Makale, yapay zekanın iş gücünü tamamen ortadan kaldıracağı yönündeki abartılı manşetlere karşı çıkarak başlıyor. Yazar, yapay zekanın herkesi işsiz bırakmayacağına inanıyor; ancak bu durumun, araçları akıllıca kullanmamız, adapte olmamız ve üretkenliğimizi artırmamız koşuluna bağlı olduğunu vurguluyor. Asıl tehlikenin, yapay zekayı özensizce ve minimal denetimle kullanan tembel insanlar olduğunu belirtiyor. Eğer işinizin çekirdeğini ve ruhunu yapay zekaya tamamen devrederseniz, bir gün yapay zekanın sizin yerinize geçmesine şaşırmamanız gerektiğini ifade ediyor. Örneğin, bir yazılım mühendisi Cursor'ın tüm kodunu minimal denetimle yazmasına izin verirse, bir pazarlamacı Claude ile tüm blog yazılarını oluşturursa veya bir SDR ChatGPT'ye tüm e-postalarını yazdırırsa, bu durumun uzun vadede iş kaybına yol açabileceği uyarısında bulunuyor.
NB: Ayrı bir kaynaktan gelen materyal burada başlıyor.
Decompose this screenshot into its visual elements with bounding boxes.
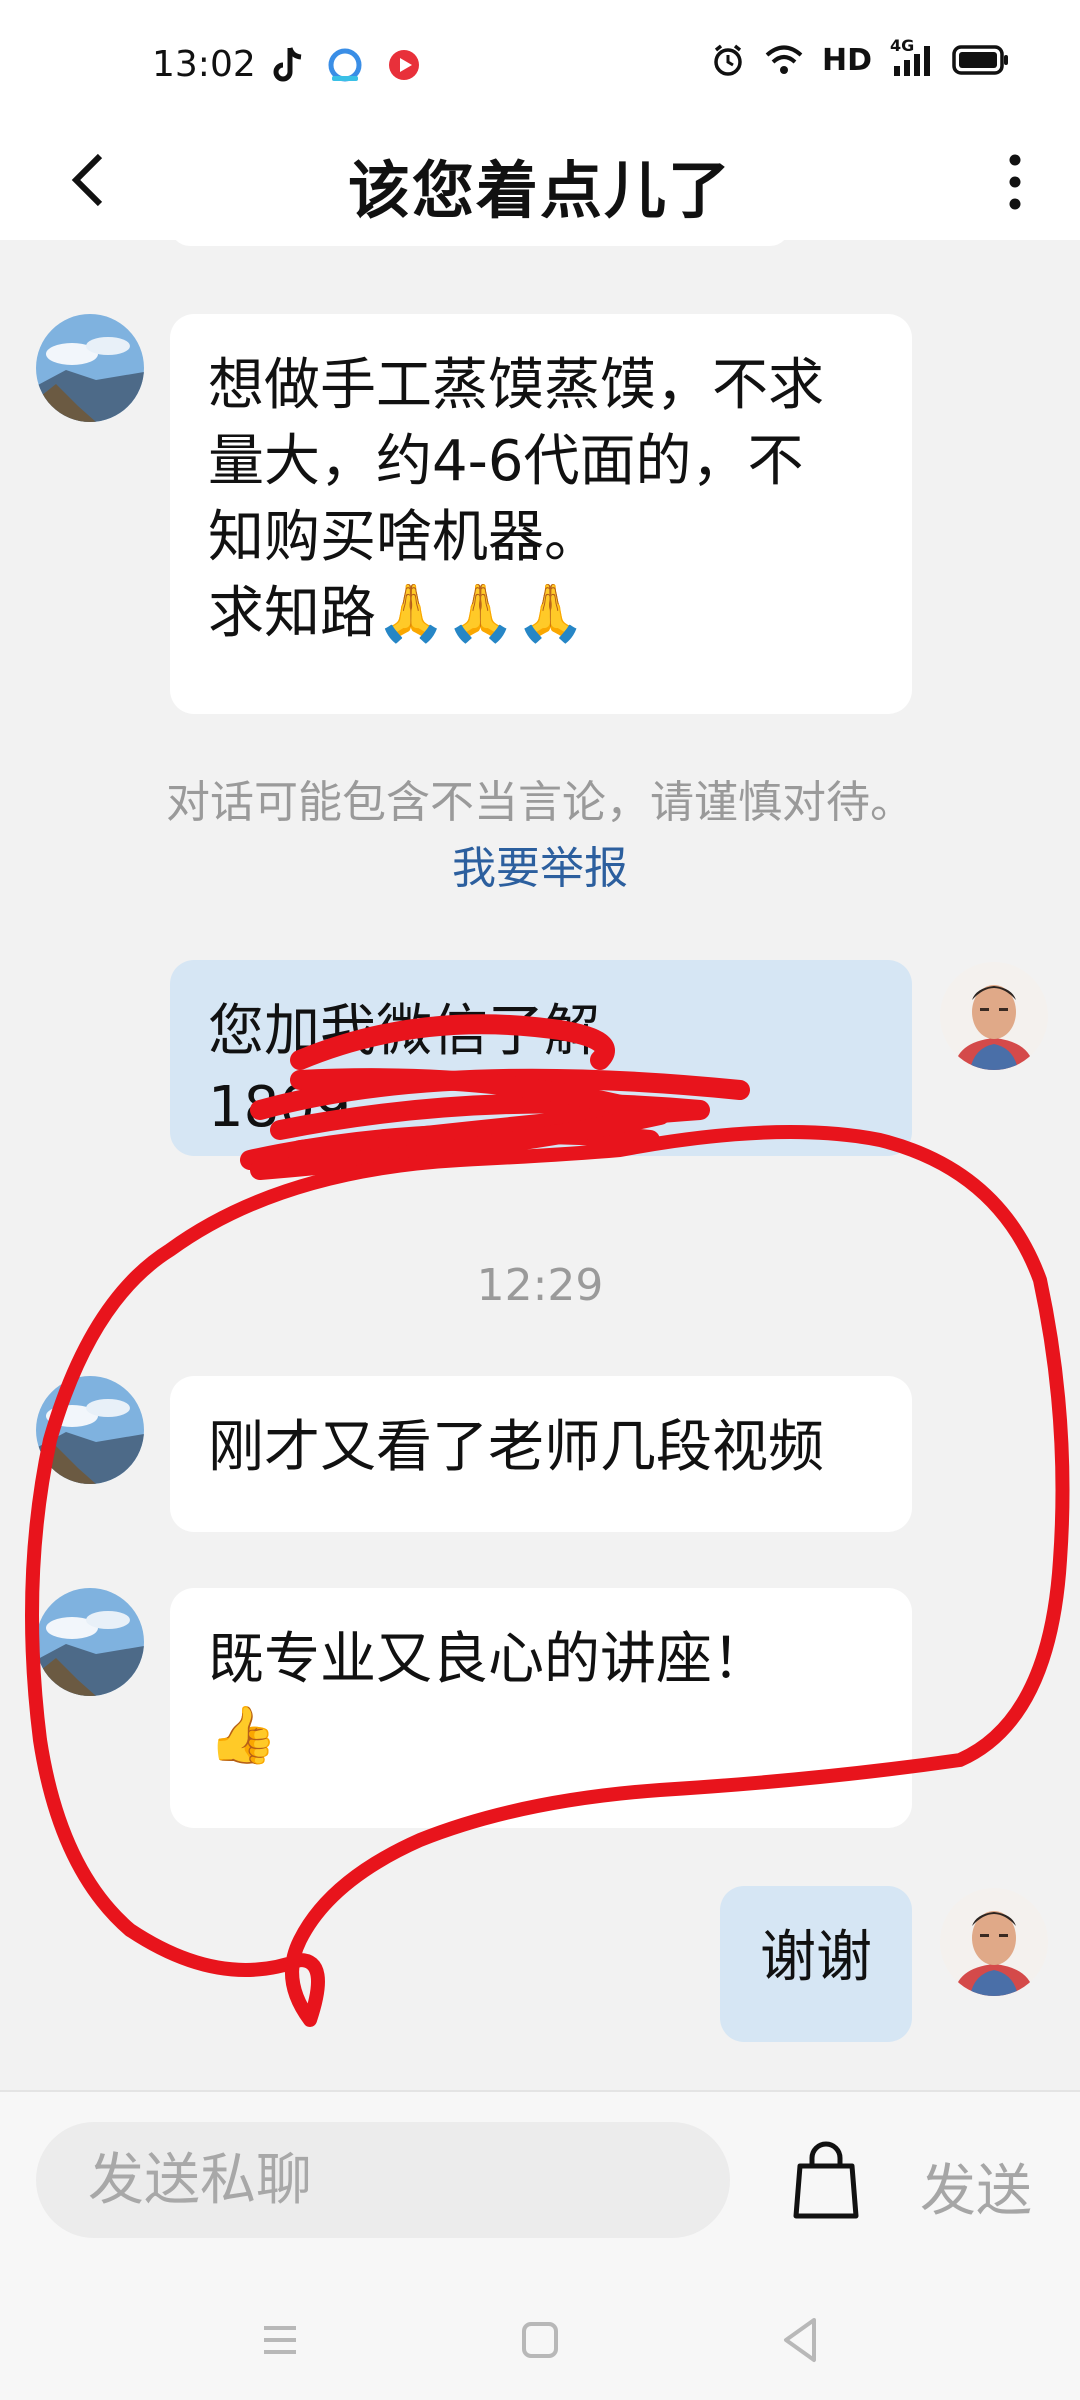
message-bubble-incoming[interactable]: 刚才又看了老师几段视频 xyxy=(170,1376,912,1532)
notice-text: 对话可能包含不当言论，请谨慎对待。 xyxy=(166,777,914,828)
menu-icon[interactable] xyxy=(250,2310,310,2370)
message-bubble-outgoing[interactable]: 您加我微信了解 1809 xyxy=(170,960,912,1156)
status-time: 13:02 xyxy=(152,44,256,85)
sender-avatar[interactable] xyxy=(36,314,144,422)
mountain-avatar-icon xyxy=(36,314,144,422)
previous-message-bubble xyxy=(170,240,790,246)
person-avatar-icon xyxy=(940,1888,1048,1996)
system-nav-bar xyxy=(0,2270,1080,2400)
title-bar: 该您着点儿了 xyxy=(0,120,1080,240)
status-right: HD 4G xyxy=(710,36,1010,78)
network-hd-label: HD xyxy=(821,42,872,78)
back-triangle-icon[interactable] xyxy=(770,2310,830,2370)
message-text: 既专业又良心的讲座！ 👍 xyxy=(208,1627,768,1768)
message-input[interactable] xyxy=(36,2122,730,2238)
message-bubble-incoming[interactable]: 想做手工蒸馍蒸馍，不求 量大，约4-6代面的，不 知购买啥机器。 求知路🙏🙏🙏 xyxy=(170,314,912,714)
message-text: 谢谢 xyxy=(760,1925,872,1990)
signal-indicator: 4G xyxy=(890,36,934,78)
more-options-button[interactable] xyxy=(980,142,1050,222)
send-button[interactable]: 发送 xyxy=(920,2146,1032,2227)
self-avatar[interactable] xyxy=(940,962,1048,1070)
message-timestamp: 12:29 xyxy=(476,1260,604,1311)
status-app-icons xyxy=(270,46,422,84)
shopping-bag-icon xyxy=(793,2141,859,2219)
chat-title: 该您着点儿了 xyxy=(347,154,732,227)
message-bubble-incoming[interactable]: 既专业又良心的讲座！ 👍 xyxy=(170,1588,912,1828)
safety-notice: 对话可能包含不当言论，请谨慎对待。我要举报 xyxy=(160,770,920,902)
more-vertical-icon xyxy=(1009,154,1021,210)
mountain-avatar-icon xyxy=(36,1376,144,1484)
alarm-icon xyxy=(714,44,742,76)
home-square-icon[interactable] xyxy=(510,2310,570,2370)
battery-icon xyxy=(952,45,1008,75)
tiktok-icon xyxy=(273,47,302,82)
mountain-avatar-icon xyxy=(36,1588,144,1696)
message-text: 想做手工蒸馍蒸馍，不求 量大，约4-6代面的，不 知购买啥机器。 求知路🙏🙏🙏 xyxy=(208,353,824,646)
self-avatar[interactable] xyxy=(940,1888,1048,1996)
person-avatar-icon xyxy=(940,962,1048,1070)
sender-avatar[interactable] xyxy=(36,1376,144,1484)
report-link[interactable]: 我要举报 xyxy=(452,843,628,894)
message-bubble-outgoing[interactable]: 谢谢 xyxy=(720,1886,912,2042)
input-bar: 发送 xyxy=(0,2090,1080,2270)
browser-icon xyxy=(328,48,362,82)
shopping-bag-button[interactable] xyxy=(786,2136,866,2222)
message-text: 您加我微信了解 1809 xyxy=(208,999,600,1140)
sender-avatar[interactable] xyxy=(36,1588,144,1696)
video-app-icon xyxy=(389,50,419,80)
status-bar: 13:02 HD 4G xyxy=(0,0,1080,140)
signal-icon xyxy=(894,46,930,76)
chat-area[interactable]: 想做手工蒸馍蒸馍，不求 量大，约4-6代面的，不 知购买啥机器。 求知路🙏🙏🙏 … xyxy=(0,240,1080,2090)
message-text: 刚才又看了老师几段视频 xyxy=(208,1415,824,1480)
wifi-icon xyxy=(765,45,803,74)
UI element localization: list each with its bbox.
Özellikle daha az deneyimli, 'junior' yeteneklerde bu durumun daha sık görüldüğüne dikkat çekiliyor. Kariyerlerinin başında olan bu kişilerin, işin mekaniğini deneyimleyerek sezgi ve 'zevk' geliştirmesi gerektiğini, ancak yapay zekayı aşırı kullanarak bu adımları atladıklarını belirtiyor. Finans sektöründen bir örnekle, junior finansçıların finansal modellemeyi tamamen yapay zekaya devrederek, modelin nasıl çalıştığını, hassas değişkenlerin neler olduğunu ve en önemlisi başkalarına nasıl açıklayacaklarını öğrenme fırsatını kaçırdıkları anlatılıyor. Yazar, bir şeyi derinlemesine anlamak ve sezgi geliştirmek için işi bizzat yapmanın önemini vurguluyor. Yapay zekanın bir yardımcı araç olması gerektiğini, ancak işin temelini tamamen ona bırakmanın kişisel gelişimi ve dolayısıyla iş güvencesini riske attığını savunuyor.
Yapay zekayı iş süreçlerine entegre ederken kritik düşünme ve kişisel katkıyı ihmal etmek, uzun vadede iş kaybına yol açabilir.